Recommendation 42. Patient education is required as a primary component of treatment, beginning with the expected natural history of the injury or condition. Education about the injury or condition and associated disability may involve the patient, patient's family, employer, insurer, policymakers, and community.
Recommendation 43. In the setting of benign clinical examination, it is strongly recommended that the provider educates and reassures the patient that there is a high likelihood their condition will improve and that it is essential to self-manage their symptoms.
Recommendation 44. Patients should be educated regarding restriction of activities, including the following:
* The detrimental effects of immobility versus the efficacious use of limited rest periods. Adequate rest allows the patient to participate in active treatment and benefit from the rehabilitation program.
* Avoidance of complete work cessation, if possible, since it often further aggravates the pain presentation and promotes disability.
* Modified return to work is almost always more efficacious than work cessation and rarely contraindicated in the vast majority of injured workers.
Recommendation 45. Patient education should include a thorough discussion of how behavioral health evaluation and treatment is an essential component to support recovery from physical injury.
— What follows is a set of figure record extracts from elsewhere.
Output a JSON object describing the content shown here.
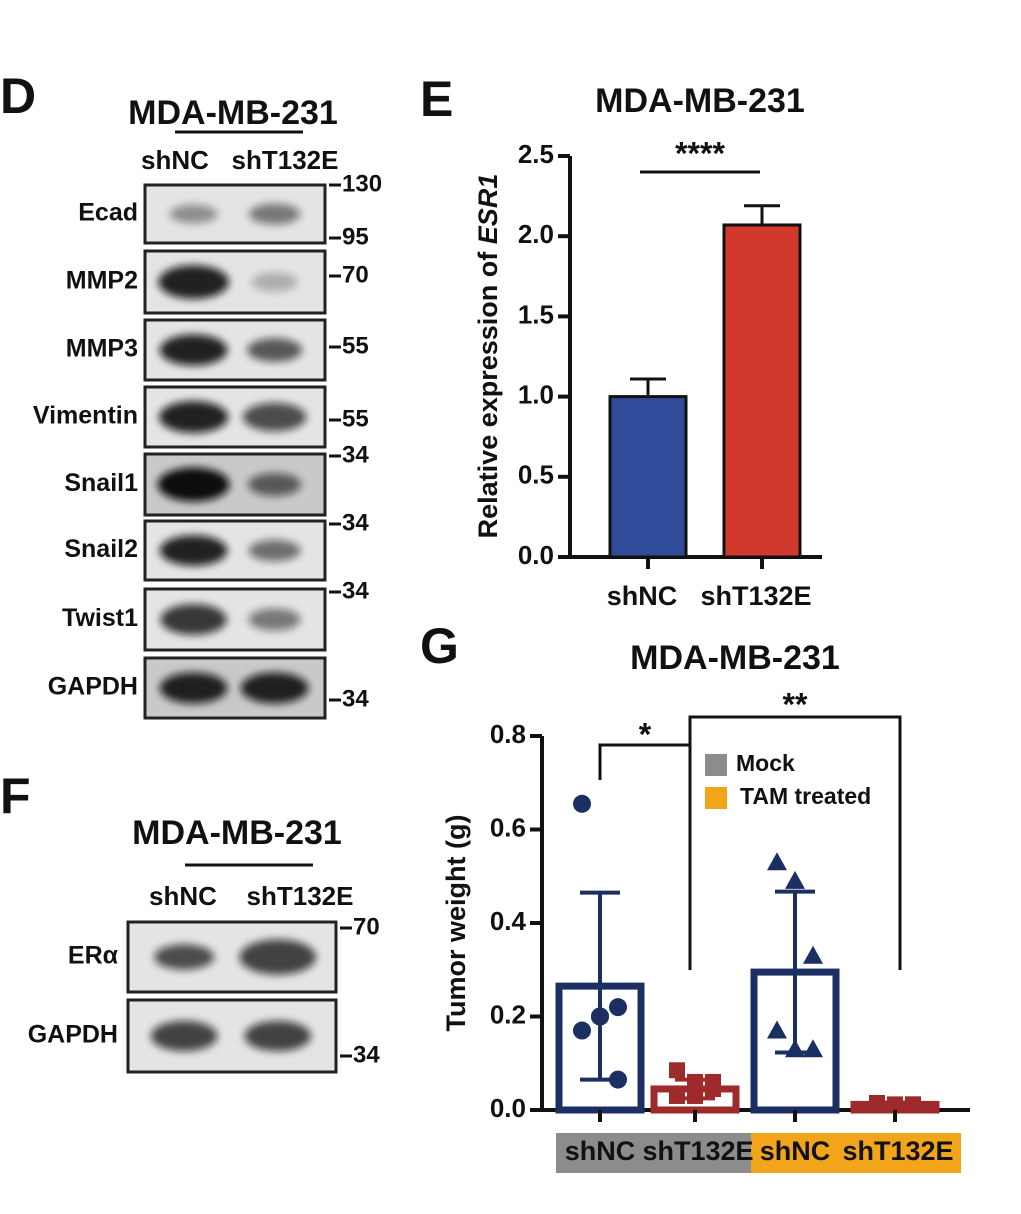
{
  "blots": [
    {
      "letter": "D",
      "title": "MDA-MB-231",
      "lanes": [
        "shNC",
        "shT132E"
      ],
      "rows": [
        {
          "label": "Ecad",
          "markers": [
            "130",
            "95"
          ]
        },
        {
          "label": "MMP2",
          "markers": [
            "70"
          ]
        },
        {
          "label": "MMP3",
          "markers": [
            "55"
          ]
        },
        {
          "label": "Vimentin",
          "markers": [
            "55"
          ]
        },
        {
          "label": "Snail1",
          "markers": [
            "34"
          ]
        },
        {
          "label": "Snail2",
          "markers": [
            "34"
          ]
        },
        {
          "label": "Twist1",
          "markers": [
            "34"
          ]
        },
        {
          "label": "GAPDH",
          "markers": [
            "34"
          ]
        }
      ]
    },
    {
      "letter": "F",
      "title": "MDA-MB-231",
      "lanes": [
        "shNC",
        "shT132E"
      ],
      "rows": [
        {
          "label": "ERα",
          "markers": [
            "70"
          ]
        },
        {
          "label": "GAPDH",
          "markers": [
            "34"
          ]
        }
      ]
    }
  ],
  "chart_data": [
    {
      "letter": "E",
      "type": "bar",
      "title": "MDA-MB-231",
      "y_label": "Relative expression of",
      "y_label_gene": "ESR1",
      "categories": [
        "shNC",
        "shT132E"
      ],
      "values": [
        1.0,
        2.07
      ],
      "errors": [
        0.11,
        0.12
      ],
      "colors": [
        "#2f4b9a",
        "#d0392b"
      ],
      "ylim": [
        0,
        2.5
      ],
      "yticks": [
        {
          "value": 0,
          "label": "0.0"
        },
        {
          "value": 0.5,
          "label": "0.5"
        },
        {
          "value": 1,
          "label": "1.0"
        },
        {
          "value": 1.5,
          "label": "1.5"
        },
        {
          "value": 2,
          "label": "2.0"
        },
        {
          "value": 2.5,
          "label": "2.5"
        }
      ],
      "significance": "****"
    },
    {
      "letter": "G",
      "type": "bar-scatter",
      "title": "MDA-MB-231",
      "y_label": "Tumor weight (g)",
      "categories": [
        "shNC",
        "shT132E",
        "shNC",
        "shT132E"
      ],
      "category_groups": [
        0,
        0,
        1,
        1
      ],
      "groups": [
        {
          "name": "Mock",
          "color": "#8c8c8c"
        },
        {
          "name": "TAM treated",
          "color": "#f2a51a"
        }
      ],
      "values": [
        0.265,
        0.045,
        0.295,
        0.012
      ],
      "errors": [
        0.2,
        0.02,
        0.172,
        0.004
      ],
      "colors": [
        "#1c2f63",
        "#9e2a2b",
        "#1c2f63",
        "#9e2a2b"
      ],
      "point_shapes": [
        "circle",
        "square",
        "triangle",
        "square"
      ],
      "points": [
        [
          0.655,
          0.2,
          0.22,
          0.17,
          0.2,
          0.065
        ],
        [
          0.085,
          0.06,
          0.06,
          0.03,
          0.03,
          0.045
        ],
        [
          0.53,
          0.49,
          0.33,
          0.17,
          0.13,
          0.13
        ],
        [
          0.015,
          0.012,
          0.012,
          0.01,
          0.01,
          0.012
        ]
      ],
      "ylim": [
        0,
        0.8
      ],
      "yticks": [
        {
          "value": 0,
          "label": "0.0"
        },
        {
          "value": 0.2,
          "label": "0.2"
        },
        {
          "value": 0.4,
          "label": "0.4"
        },
        {
          "value": 0.6,
          "label": "0.6"
        },
        {
          "value": 0.8,
          "label": "0.8"
        }
      ],
      "significance": [
        "*",
        "**"
      ]
    }
  ]
}
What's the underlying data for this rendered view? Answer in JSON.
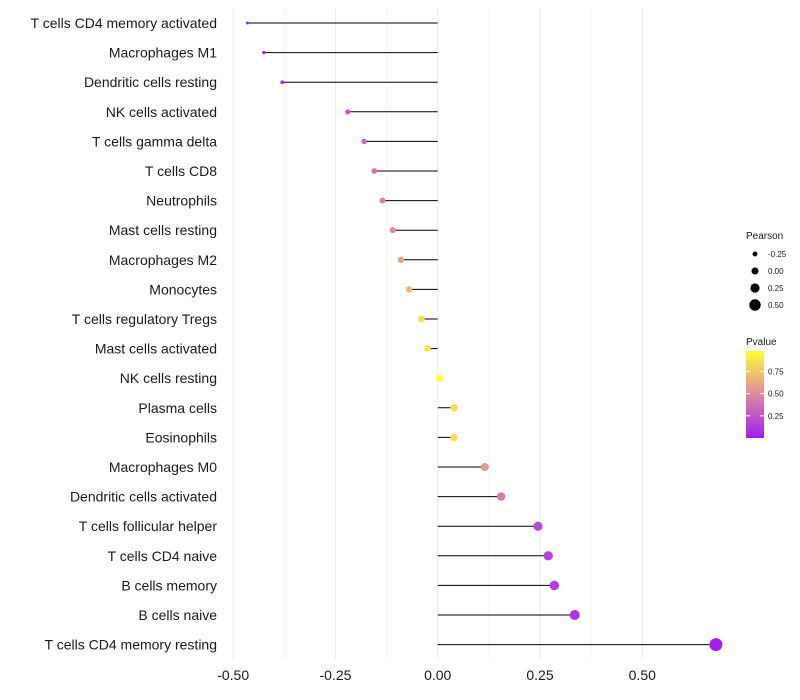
{
  "chart_data": {
    "type": "lollipop",
    "title": "",
    "xlabel": "",
    "ylabel": "",
    "xlim": [
      -0.52,
      0.69
    ],
    "xticks": [
      -0.5,
      -0.25,
      0.0,
      0.25,
      0.5
    ],
    "xtick_labels": [
      "-0.50",
      "-0.25",
      "0.00",
      "0.25",
      "0.50"
    ],
    "baseline": 0.0,
    "points": [
      {
        "label": "T cells CD4 memory activated",
        "pearson": -0.465,
        "pvalue": 0.01
      },
      {
        "label": "Macrophages M1",
        "pearson": -0.425,
        "pvalue": 0.03
      },
      {
        "label": "Dendritic cells resting",
        "pearson": -0.38,
        "pvalue": 0.06
      },
      {
        "label": "NK cells activated",
        "pearson": -0.22,
        "pvalue": 0.28
      },
      {
        "label": "T cells gamma delta",
        "pearson": -0.18,
        "pvalue": 0.36
      },
      {
        "label": "T cells CD8",
        "pearson": -0.155,
        "pvalue": 0.4
      },
      {
        "label": "Neutrophils",
        "pearson": -0.135,
        "pvalue": 0.45
      },
      {
        "label": "Mast cells resting",
        "pearson": -0.11,
        "pvalue": 0.52
      },
      {
        "label": "Macrophages M2",
        "pearson": -0.09,
        "pvalue": 0.6
      },
      {
        "label": "Monocytes",
        "pearson": -0.07,
        "pvalue": 0.68
      },
      {
        "label": "T cells regulatory  Tregs ",
        "pearson": -0.04,
        "pvalue": 0.84
      },
      {
        "label": "Mast cells activated",
        "pearson": -0.025,
        "pvalue": 0.88
      },
      {
        "label": "NK cells resting",
        "pearson": 0.005,
        "pvalue": 0.98
      },
      {
        "label": "Plasma cells",
        "pearson": 0.04,
        "pvalue": 0.85
      },
      {
        "label": "Eosinophils",
        "pearson": 0.04,
        "pvalue": 0.85
      },
      {
        "label": "Macrophages M0",
        "pearson": 0.115,
        "pvalue": 0.55
      },
      {
        "label": "Dendritic cells activated",
        "pearson": 0.155,
        "pvalue": 0.42
      },
      {
        "label": "T cells follicular helper",
        "pearson": 0.245,
        "pvalue": 0.2
      },
      {
        "label": "T cells CD4 naive",
        "pearson": 0.27,
        "pvalue": 0.17
      },
      {
        "label": "B cells memory",
        "pearson": 0.285,
        "pvalue": 0.15
      },
      {
        "label": "B cells naive",
        "pearson": 0.335,
        "pvalue": 0.09
      },
      {
        "label": "T cells CD4 memory resting",
        "pearson": 0.68,
        "pvalue": 0.01
      }
    ],
    "legend_size": {
      "title": "Pearson",
      "values": [
        -0.25,
        0.0,
        0.25,
        0.5
      ],
      "labels": [
        "-0.25",
        "0.00",
        "0.25",
        "0.50"
      ]
    },
    "legend_color": {
      "title": "Pvalue",
      "range": [
        0.0,
        0.98
      ],
      "ticks": [
        0.25,
        0.5,
        0.75
      ],
      "tick_labels": [
        "0.25",
        "0.50",
        "0.75"
      ],
      "low_color": "#A020F0",
      "mid_color": "#DD88A0",
      "high_color": "#FFFF33"
    }
  },
  "colors": {
    "grid": "#ebebeb",
    "segment": "#000000",
    "text": "#1a1a1a"
  }
}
Recommendation 46. Shared decision making by the provider and patient, including the exchange of ideas and collaboration in the decision, is required, regardless of whether the degree of risk is high or low. Discussions should be tailored to the patient's health literacy. Elements of shared decision making must include the following:
* the patient's experience with treatment; and
* creation of individualized functional goals of treatment and anticipated barriers to success; and
* documentation of expected results of diagnostic testing and possible plan of action in response to test results; and
* a discussion of the continuum of treatment from the least invasive to the most invasive, with the intent of identifying a treatment along this continuum that most completely addresses the condition; and
* expectation regarding the functional impact of the proposed treatment, including a discussion regarding return to work and expected time frame for treatment; and
* specific measurable and clinically meaningful criteria for determining treatment success or failure; and
* confirmation of the patient's commitment to perform active therapy to optimize treatment outcomes; and
* documentation and consideration of the patient's unique risks and benefits based on comorbid medical conditions.
Recommendation 47. Informed consent is required when a high-risk treatment is under consideration. It includes the following elements:
* discussion of the proposed treatment's purpose; and
* benefits, limitations, and risks of the proposed treatment, alternative treatments, and nontreatment; and
* explicit patient agreement or refusal.